Le point historique a comme d’habitude été fait par Pierre. « Alexandra Lapierre met en lumière le fait que la loi sur l’abolition de l’esclavage de 1865 fut contournée par les effets pervers des lois dites Lois Jim Crow sur la ségrégation raciale de 1876 à 1964. Il a fallu attendre le 12 juin 1967 pour que soit abrogée la loi interdisant le croisement racial. »
En conclusion de notre échange : une lecture plutôt agréable, un récit très documenté, qui éclaire sur une époque où la ségrégation raciale organisait la société américaine, aussi cultivée et raffinée soit-elle.

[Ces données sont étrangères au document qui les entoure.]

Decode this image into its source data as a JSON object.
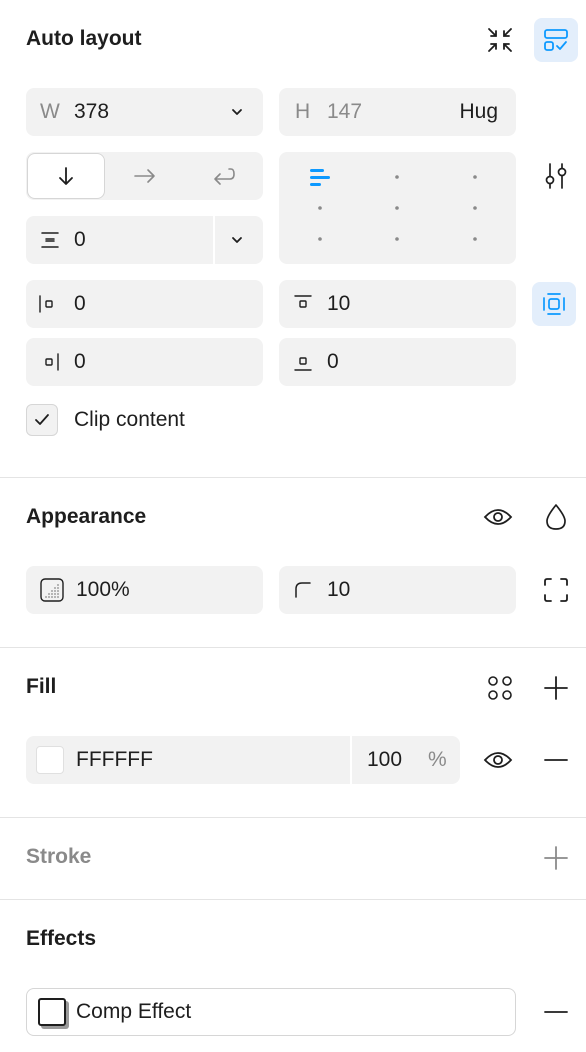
{
  "auto_layout": {
    "title": "Auto layout",
    "icons": [
      "collapse-icon",
      "layout-suggestion-icon"
    ],
    "width": {
      "label": "W",
      "value": "378"
    },
    "height": {
      "label": "H",
      "value": "147",
      "mode": "Hug"
    },
    "direction": {
      "selected": "vertical",
      "options": [
        "vertical",
        "horizontal",
        "wrap"
      ]
    },
    "gap": {
      "value": "0"
    },
    "alignment": {
      "selected": "top-left"
    },
    "padding": {
      "left": "0",
      "top": "10",
      "right": "0",
      "bottom": "0"
    },
    "clip_content": {
      "label": "Clip content",
      "checked": true
    }
  },
  "appearance": {
    "title": "Appearance",
    "opacity": "100%",
    "corner_radius": "10"
  },
  "fill": {
    "title": "Fill",
    "color_hex": "FFFFFF",
    "opacity": "100",
    "percent_sign": "%",
    "swatch_color": "#FFFFFF"
  },
  "stroke": {
    "title": "Stroke"
  },
  "effects": {
    "title": "Effects",
    "items": [
      {
        "label": "Comp Effect"
      }
    ]
  },
  "colors": {
    "accent": "#0d99ff",
    "active_bg": "#e3eefb",
    "field_bg": "#f2f2f2"
  }
}
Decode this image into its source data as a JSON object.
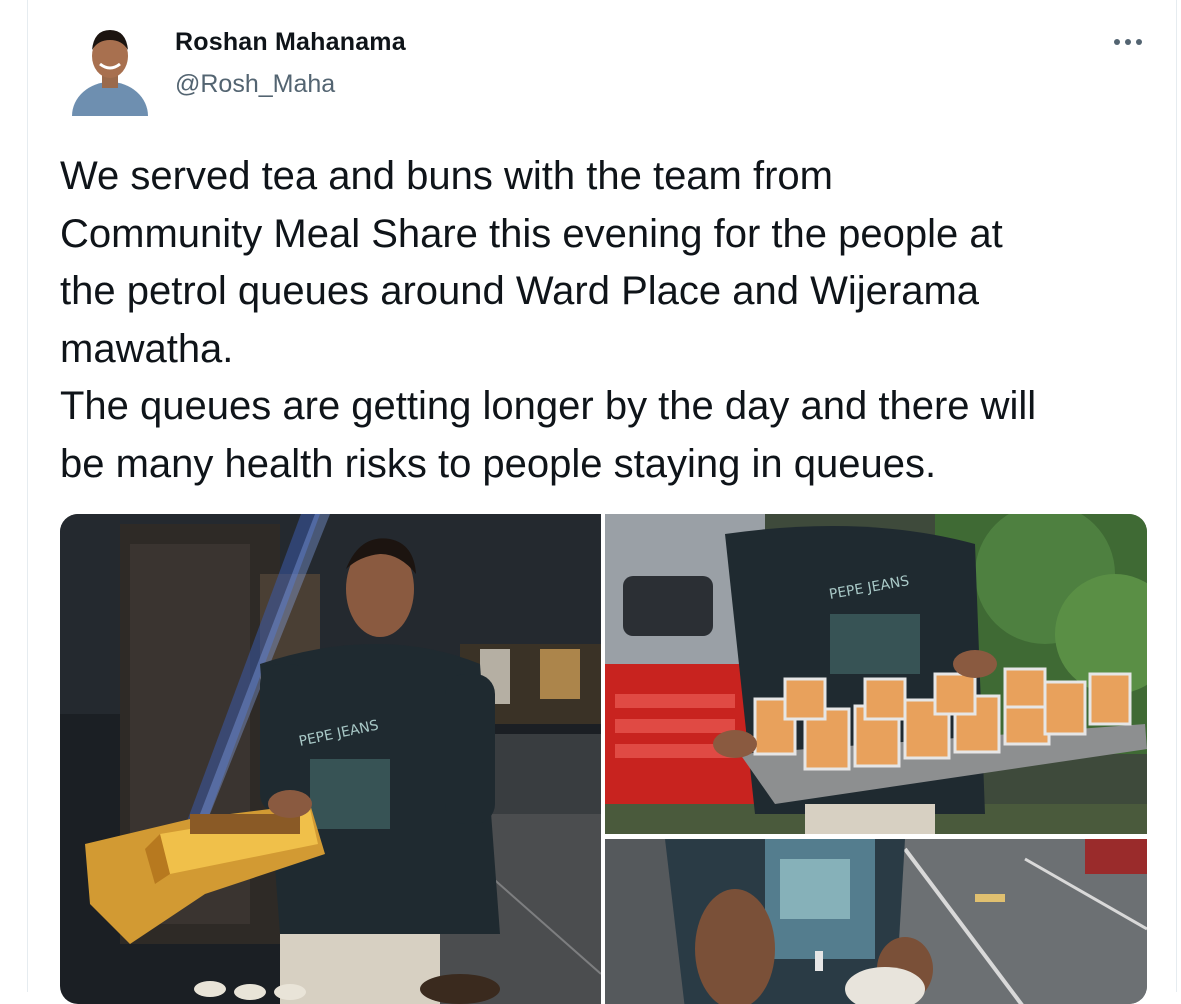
{
  "tweet": {
    "author": {
      "name": "Roshan Mahanama",
      "handle": "@Rosh_Maha",
      "avatar_icon": "avatar-photo"
    },
    "more_icon": "more-horizontal-icon",
    "text": "We served tea and buns with the team from\nCommunity Meal Share this evening for the people at\nthe petrol queues around Ward Place and Wijerama\nmawatha.\nThe queues are getting longer by the day and there will\nbe many health risks to people staying in queues.",
    "media": {
      "photo_count": 3,
      "colors": {
        "night_bg": "#1b1f24",
        "shirt": "#1f2a30",
        "tea": "#e8a15c",
        "gold_box": "#d29a33",
        "tuk_tuk_red": "#c8231f"
      }
    }
  }
}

Sur la notion de « passing » (transgresser la loi et se faire passer pour blanc, acte réprimé jusqu’à juin 1967 par une lourde peine de prison, voire par la potence), nous conseillons le roman « La Tache » de l’américain Philip Roth, publié en 2000 et paru en français en 2002. Ce roman a été adapté au cinéma en 2003 sous le titre français « La Couleur du mensonge » (The Human Stain, en anglais). Réalisé par Robert Benton, il met notamment en scène Anthony Hopkins et Nicole Kidman.
A (re)lire également le roman de Vernon Sullivan (Boris Vian) « J’irai cracher sur vos tombes », publié en 1946, qui a connu bien des déboires.